Several limitations of the current study are worth noting. First, the examined data are over a decade old, and the CoC measure is no longer emphasized by VA. However, the purpose of this study was to examine if changes in measured performance can be due to denominator restriction rather the intended changes in the numerator. As such, these analyses are not meant to inform implementation and interpretation of the CoC measure, but rather to highlight the general problem of denominator management. It is also possible that providers’ responses to incentives may have changed over time given the increased prevalence of incentives. Second, the reason that denominator prevalence was falling before the measure was implementated is unknown. Third, although interupted time series is a strong quasi-experimental design,17,18 the lack of randomly selected or matched control series makes causal inference tenuous.
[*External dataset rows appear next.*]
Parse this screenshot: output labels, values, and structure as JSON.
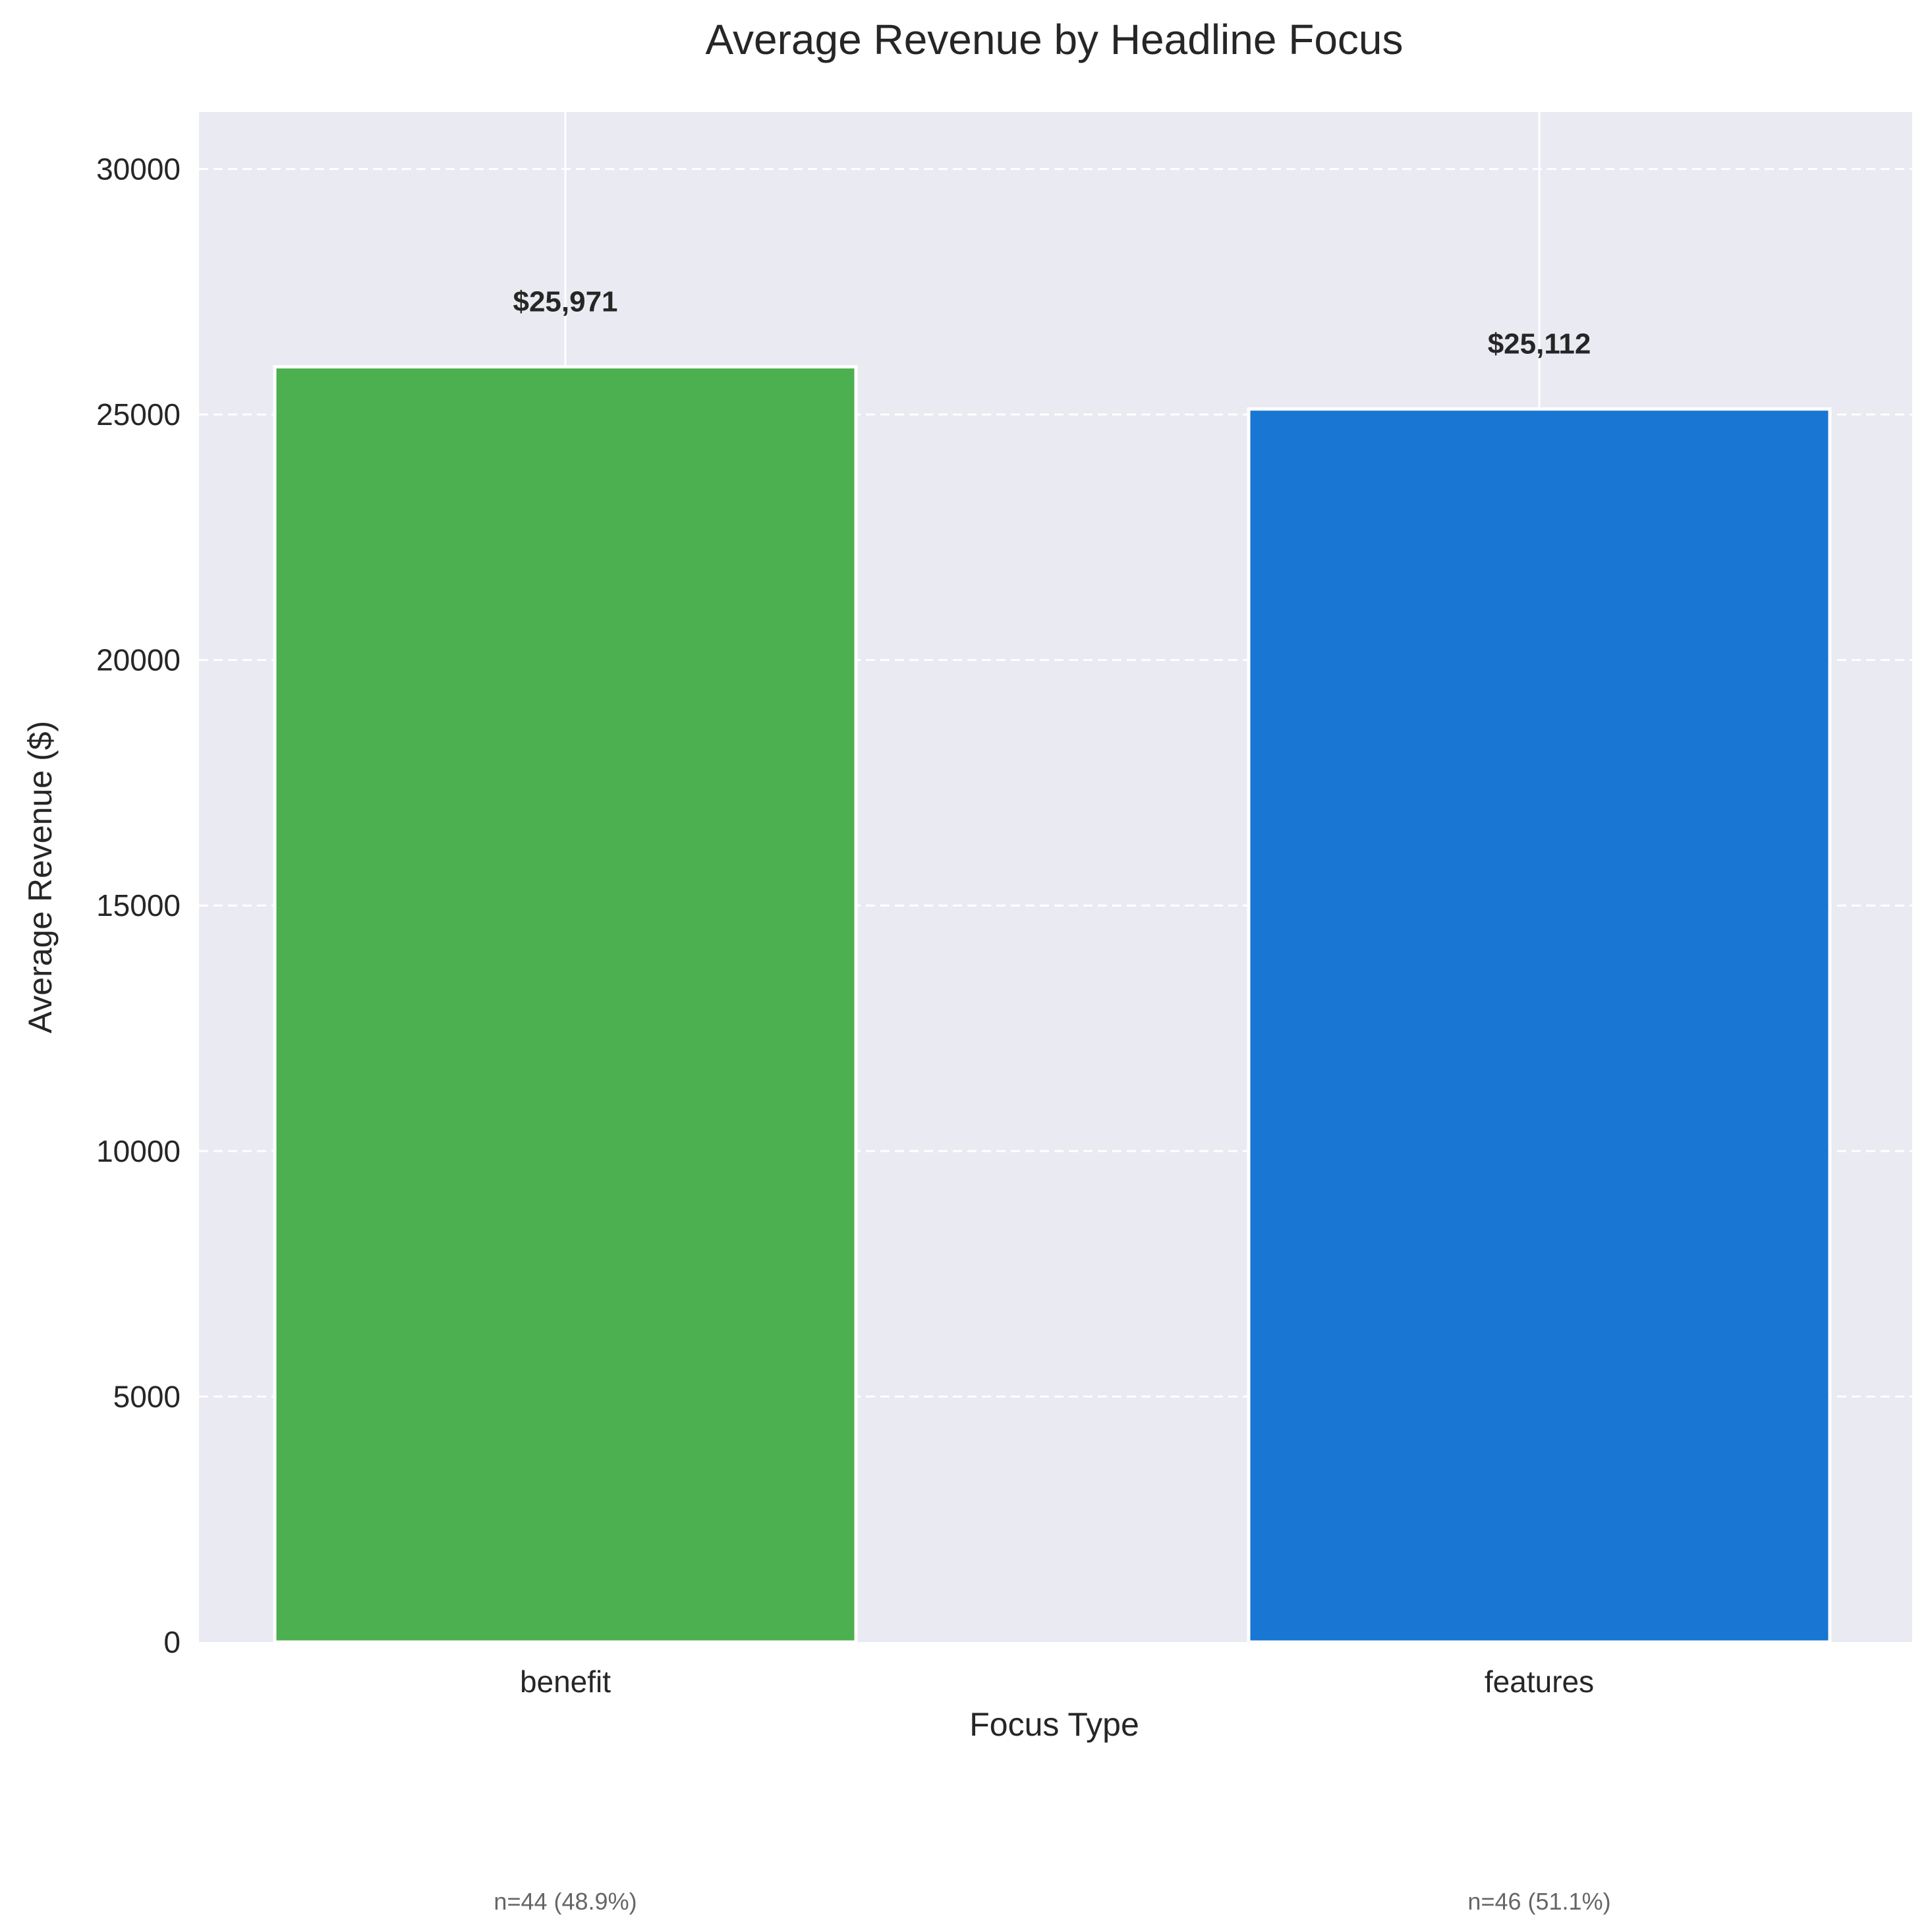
{
  "chart_data": {
    "type": "bar",
    "title": "Average Revenue by Headline Focus",
    "xlabel": "Focus Type",
    "ylabel": "Average Revenue ($)",
    "categories": [
      "benefit",
      "features"
    ],
    "values": [
      25971,
      25112
    ],
    "data_labels": [
      "$25,971",
      "$25,112"
    ],
    "sample_notes": [
      "n=44 (48.9%)",
      "n=46 (51.1%)"
    ],
    "colors": [
      "#4caf50",
      "#1976d2"
    ],
    "yticks": [
      0,
      5000,
      10000,
      15000,
      20000,
      25000,
      30000
    ],
    "ylim": [
      0,
      31160
    ],
    "grid": true,
    "background": "#eaeaf2"
  }
}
Developing quality measures that stimulate intended measurement reactivity while avoiding unintended reactivity is challenging. Previous research and the results from this study have shown that denominator management may be a real threat to quality measure validity. These findings should motivate the development of measures that are less vulnerable to denominator management, and the exploration and evaluation of “shadow measures” to monitor and reduce undesirable denominator management.